Chute, douleur et tristesse, je me voyais dans l’obligation de repousser ma saison de vélo, à nouveau.


Quelques semaines ont passé, des semaines marquées par beaucoup de pluie, de vent, d’orages violents. Mais surtout, par le manque de sorties à vélo. Chose à laquelle j’allais remédier en ce matin de juillet. Un beau 9 juillet, juste assez frais, 16 degrés Celsius, 18 ressenti. Peu de vent, un beau soleil sans le moindre nuage à l’horizon. Un matin par-fait.


J’enfilai donc mon cuissard, un short par-dessus, je n’assume pas encore complètement, mon plus beau maillot de vélo, digne des plus grands Giros! J’ai mis mes gants de vélo, le meilleur truc pour éviter les mains engourdit. J’ai pris le temps de bien gonfler mes pneus. Déposé le casque sur ma tête, parce qu’on est jamais trop prudent. Puis, enfin j’enfourchai mon vélo et entamai cette ride! Enfin! Objectif, modeste, 20 kilomètres.

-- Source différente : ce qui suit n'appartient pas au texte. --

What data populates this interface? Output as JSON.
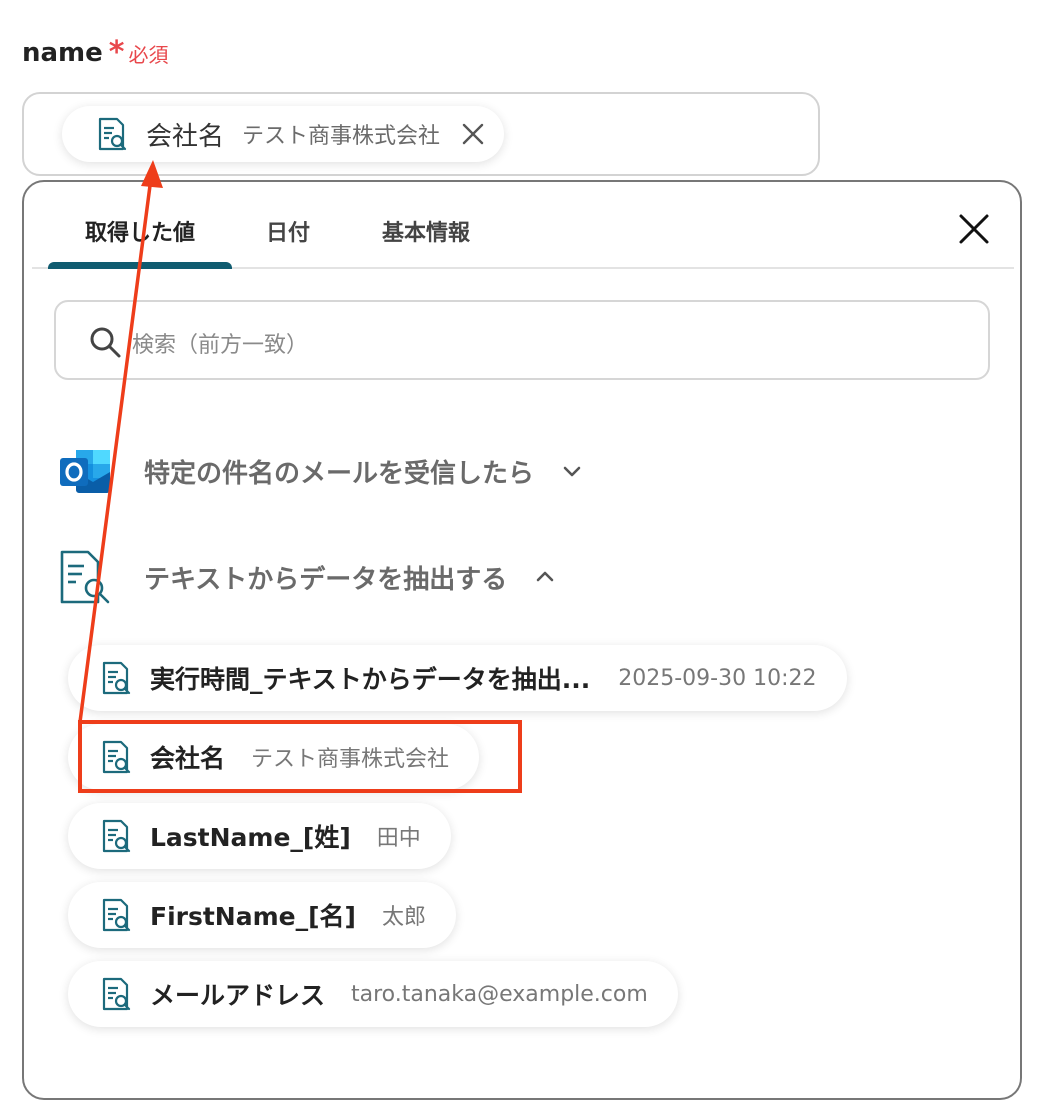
{
  "field": {
    "label": "name",
    "required_star": "*",
    "required_text": "必須",
    "required_color": "#e8474b"
  },
  "selected_value": {
    "icon": "document-search-icon",
    "name": "会社名",
    "value": "テスト商事株式会社",
    "remove_icon": "close-icon"
  },
  "panel": {
    "tabs": [
      {
        "label": "取得した値",
        "active": true
      },
      {
        "label": "日付",
        "active": false
      },
      {
        "label": "基本情報",
        "active": false
      }
    ],
    "close_icon": "close-icon",
    "search": {
      "placeholder": "検索（前方一致）",
      "icon": "search-icon"
    },
    "accent_color": "#105c70",
    "groups": [
      {
        "icon": "outlook-icon",
        "label": "特定の件名のメールを受信したら",
        "expanded": false,
        "toggle_icon": "chevron-down-icon"
      },
      {
        "icon": "document-search-icon",
        "label": "テキストからデータを抽出する",
        "expanded": true,
        "toggle_icon": "chevron-up-icon"
      }
    ],
    "items": [
      {
        "name": "実行時間_テキストからデータを抽出...",
        "value": "2025-09-30 10:22"
      },
      {
        "name": "会社名",
        "value": "テスト商事株式会社",
        "highlighted": true
      },
      {
        "name": "LastName_[姓]",
        "value": "田中"
      },
      {
        "name": "FirstName_[名]",
        "value": "太郎"
      },
      {
        "name": "メールアドレス",
        "value": "taro.tanaka@example.com"
      }
    ]
  },
  "annotation": {
    "highlight_color": "#ee3d1a",
    "arrow_color": "#ee3d1a"
  }
}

Le premier kilomètre se passa sans aucun problème. Facile direz-vous. Et enfin, c’est pas faux. Puis un premier « Arrêt-Stop », que je ne ferai certainement pas. Ho Non! J’ai mon élan, mon rythme, je me sens merveilleusement bien, ce n’est pas vrai que je vais faire un arrêt, sur une route de campagne très peu passante, où les risques de croiser un véhicule autre qu’un tracteur sont plutôt rares. Puis de nulle part, un véhicule arrive à son arrêt, opposé au mien, et moi je continue à 27-28 km/h et réalise que ce banal véhicule, est un char de police. Trop tard, pour faire mon arrêt obligatoire, puis le policier tourne la tête vers moi, sa fenêtre s’ouvre, et je dois réagir, vite, pense Michel, pense… Je sais. Un éclair de génie, lui, ne sait pas que je n’ai parcouru qu’un Kilomètre. J’embarque alors la 24e vitesse, choc sur la résistance, mes cuisses n’étaient pas prêtent, et je feins alors la fatigue. Je regarde le policier en passant à côté, les sourcils levés, haletants, le souffle court, je plisse les yeux, et force un sourire en guise de salut. Il me sourit alors en retour, lève timidement la main en signe d’encouragement, et repart. Je relève la tête, retourne en 18e vitesse, diminuant la résistance vélo-motrice et repars de plus belle! Ce jeu d’acteur digne d’un des plus grands films à ne jamais avoir vu le grand écran m’a quand même coûté en énergie.

Je continuai tout de même ma route, tout bonnement. Le Soleil commençait tranquillement à faire son effet. Des gouttes de sueur commencèrent à couler le long de mes tempes. 5 kilomètres de fait. On continue. Un autre arrêt se pointait le bout du nez. Puis cette réflexion. Si je fais demi-tour, et prolonge mon trajet dans l’autre direction, je pourrai faire 15 kilomètres, ce sera toujours bien ça. Non. Michel, non, ne succombe pas à la paresse. Je me suis remis à pédaler et j’ai continué ma route pour finalement rejoindre la rue Thomas. Magnifique ligne droite ceinturée de maisons, fermettes et champs. Et c’est là que je l’ai vu. L’Urubu.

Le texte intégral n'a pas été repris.